Hemos dicho en nuestro No. 73 que situábamos entre 1920 y 1950 una larga mutación en todos los órdenes de la vida en la historia colombiana. Precisemos: un conjunto de mutaciones que condujeron a cambios drásticos en las condiciones de la creación intelectual, en las condiciones del consumo de esas creaciones. El país atrozmente moderno, violentamente moderno, en que hemos nacido y sobrevivido (porque muchos de nuestros compañeros de viaje han muerto) arrancó en el decenio de 1950 y más exactamente, para colocar un mojón de orientación, con la instauración del pacto bipartidista llamado Frente Nacional (24 de julio de 1956) y cuyo primer gobierno fue el de Alberto Lleras Camargo, entre 1958 y 1962. Situemos ahí el despegue de la porquería de país moderno, peligroso y seductor, doloroso y excitante que hemos tenido el privilegio y la desgracia de gozar y padecer. Muchos más autorizados e informados que yo pueden ayudarme en el inventario de acontecimientos que han ido sumándose, imbricándose hasta dotar de personalidad ese enorme monstruo colectivo de nuestra historia reciente: nadaistas, hippies, movimientos guerrilleros, autodefensas, mafias del narcotráfico, ejércitos para-estatales, instituciones estatales corruptas. Abogados que no saben de Derecho; médicos forenses sin título que dirigen institutos de medicina legal; ingenieros que no saben hacer ni puentes ni túneles; sacerdotes católicos que no creen en el más allá; izquierdistas tan peligrosos o más que sus rivales de la derecha. Añadamos una colección de masacres y magnicidios; los logros y también los desastres culturales de la radio y la televisión, en menor escala el cine, que volvieron añicos la cultura del libro. Pero también mujeres organizadas para conquistar derechos básicos en la vida pública; artistas autónomos en sus ejercicios de creación; comunidades indígenas y afrodescendientes que han sacudido el monólogo del blanco ilustrado y católico; un sistema universitario (medio fraudulento y todo, pero tenemos algunas universidades serias); organizaciones de teatro; las diversas tendencias de las artes plásticas; un premio Nobel de literatura surgido de las entrañas de una vigorosa cultura oral. En fin, como ven, un amasijo de virtudes y perversiones que constituyen nuestra modernidad última.

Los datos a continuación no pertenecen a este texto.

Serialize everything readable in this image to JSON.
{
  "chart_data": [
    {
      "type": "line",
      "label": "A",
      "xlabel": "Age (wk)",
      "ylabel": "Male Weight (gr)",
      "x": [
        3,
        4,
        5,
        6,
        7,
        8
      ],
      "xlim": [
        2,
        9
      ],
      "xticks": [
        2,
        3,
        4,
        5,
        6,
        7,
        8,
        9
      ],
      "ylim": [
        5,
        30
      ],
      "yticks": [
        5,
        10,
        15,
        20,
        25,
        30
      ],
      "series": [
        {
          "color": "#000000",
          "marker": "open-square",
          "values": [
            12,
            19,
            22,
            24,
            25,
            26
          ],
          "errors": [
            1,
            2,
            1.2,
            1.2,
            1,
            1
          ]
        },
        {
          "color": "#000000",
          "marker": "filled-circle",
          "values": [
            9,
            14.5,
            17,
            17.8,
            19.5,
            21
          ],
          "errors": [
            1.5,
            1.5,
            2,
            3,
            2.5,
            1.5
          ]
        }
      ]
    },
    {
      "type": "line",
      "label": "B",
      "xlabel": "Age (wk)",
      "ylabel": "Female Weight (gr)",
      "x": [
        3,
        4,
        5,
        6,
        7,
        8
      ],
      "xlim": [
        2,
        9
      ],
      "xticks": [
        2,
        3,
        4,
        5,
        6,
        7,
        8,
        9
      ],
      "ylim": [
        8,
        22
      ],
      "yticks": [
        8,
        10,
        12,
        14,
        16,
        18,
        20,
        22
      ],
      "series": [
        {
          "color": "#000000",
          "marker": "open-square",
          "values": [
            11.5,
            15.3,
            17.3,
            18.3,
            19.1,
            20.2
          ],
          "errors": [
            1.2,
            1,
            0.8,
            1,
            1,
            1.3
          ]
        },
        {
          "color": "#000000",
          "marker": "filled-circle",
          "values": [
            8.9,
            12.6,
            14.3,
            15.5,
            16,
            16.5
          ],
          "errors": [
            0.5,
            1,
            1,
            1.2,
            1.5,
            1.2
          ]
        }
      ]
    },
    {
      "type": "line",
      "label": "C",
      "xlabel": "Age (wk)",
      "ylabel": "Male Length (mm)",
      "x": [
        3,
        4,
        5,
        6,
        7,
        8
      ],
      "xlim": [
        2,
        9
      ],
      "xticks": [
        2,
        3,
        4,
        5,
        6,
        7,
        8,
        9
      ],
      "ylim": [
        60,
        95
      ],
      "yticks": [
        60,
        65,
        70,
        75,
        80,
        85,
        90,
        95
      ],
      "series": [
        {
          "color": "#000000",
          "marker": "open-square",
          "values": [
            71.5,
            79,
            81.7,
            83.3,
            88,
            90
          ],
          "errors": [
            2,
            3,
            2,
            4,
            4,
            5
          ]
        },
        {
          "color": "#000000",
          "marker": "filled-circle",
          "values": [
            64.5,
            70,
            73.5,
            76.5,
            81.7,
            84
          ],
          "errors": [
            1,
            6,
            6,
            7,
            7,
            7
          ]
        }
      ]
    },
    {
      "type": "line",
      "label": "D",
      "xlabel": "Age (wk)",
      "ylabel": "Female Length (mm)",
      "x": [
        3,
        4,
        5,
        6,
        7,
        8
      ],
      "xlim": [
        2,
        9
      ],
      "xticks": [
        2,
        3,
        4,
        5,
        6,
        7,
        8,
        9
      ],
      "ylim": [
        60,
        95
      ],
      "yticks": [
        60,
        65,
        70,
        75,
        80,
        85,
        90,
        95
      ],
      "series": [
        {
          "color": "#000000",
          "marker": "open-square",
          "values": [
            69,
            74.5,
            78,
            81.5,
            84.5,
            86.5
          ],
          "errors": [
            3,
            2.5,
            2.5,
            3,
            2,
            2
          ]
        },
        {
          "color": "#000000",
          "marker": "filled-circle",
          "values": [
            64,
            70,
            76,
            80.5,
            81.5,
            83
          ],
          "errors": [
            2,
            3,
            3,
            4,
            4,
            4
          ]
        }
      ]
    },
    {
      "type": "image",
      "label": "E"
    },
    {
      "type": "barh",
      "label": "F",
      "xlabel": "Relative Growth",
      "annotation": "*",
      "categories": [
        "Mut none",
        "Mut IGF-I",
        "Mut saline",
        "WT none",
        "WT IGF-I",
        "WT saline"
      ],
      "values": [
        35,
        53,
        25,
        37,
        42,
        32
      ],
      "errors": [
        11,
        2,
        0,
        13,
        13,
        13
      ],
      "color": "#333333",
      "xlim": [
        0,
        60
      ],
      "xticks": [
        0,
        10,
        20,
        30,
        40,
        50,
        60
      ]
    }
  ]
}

Para llegar a esa modernidad tenebrosa y a la vez liberadora, fue necesario caminar un largo pasaje en que hubo un cambio de sensibilidad y, dándole la vuelta, una sensibilidad del cambio. Ese fue un proceso lento, con sus pequeñas y grandes heroicidades, en que algunas figuras individuales dotaron de sentido esa transición. Sin los héroes de esa transición no habríamos acumulado los elementos del cambio desatado después. Ellas y ellos enfrentaron casi en solitario un sistema de valores y creencias que se había prolongado, que se había naturalizado y que se creía dueño de los cánones acerca de lo bello, lo bueno y lo verdadero. Entre los decenios de 1920 y 1950 fue cuestionado el orden literario mediante géneros menores como la poesía y la crónica periodística, en las plumas de León de Greiff, Luis Vidales y Luis Tejada. La mujer irrumpió en la política de masas gracias al ejemplo de María Cano. La condición de la mujer artista y del arte pictórico cambio con las irreverencias, no exentas de sentimientos católicos de culpa, de la pintora Débora Arango (les pedía perdón a los curas por pintar mujeres desnudas). Quintín Lame recorrió valiente y orgulloso el duro camino sinuoso de defensa de los derechos ancestrales de las comunidades indígenas. Los afrodescendientes presentaron sus propios intelectuales y políticos. Jorge Eliécer Gaitán, oscilante y ambiguo, situado entre la tradición ilustrada del siglo XIX y el innovador en la política multitudinaria del XX, desafió las aristocracias de los partidos liberal y conservador. Los directores de la refinada revista Mito pusieron a discutir temas y autores escabrosos para una sociedad pacata y gris y enseguida llegaron los artistas plebeyos con su escándalo nadaísta. Y luego los cuerpos comenzaron a moverse y a juntarse con desenfado al ritmo de orquestas como las de Lucho Bermúdez. Después nos iríamos acostumbrando al lema del muerto al hueco y el vivo al baile, lo que nos recuerda una modernidad zurcida con hilos de sangre; con desigualdades sociales; con exclusiones políticas. Hasta llegar hoy a este país asimétrico, mezcla de atrasos inexplicables con adelantos indescifrables.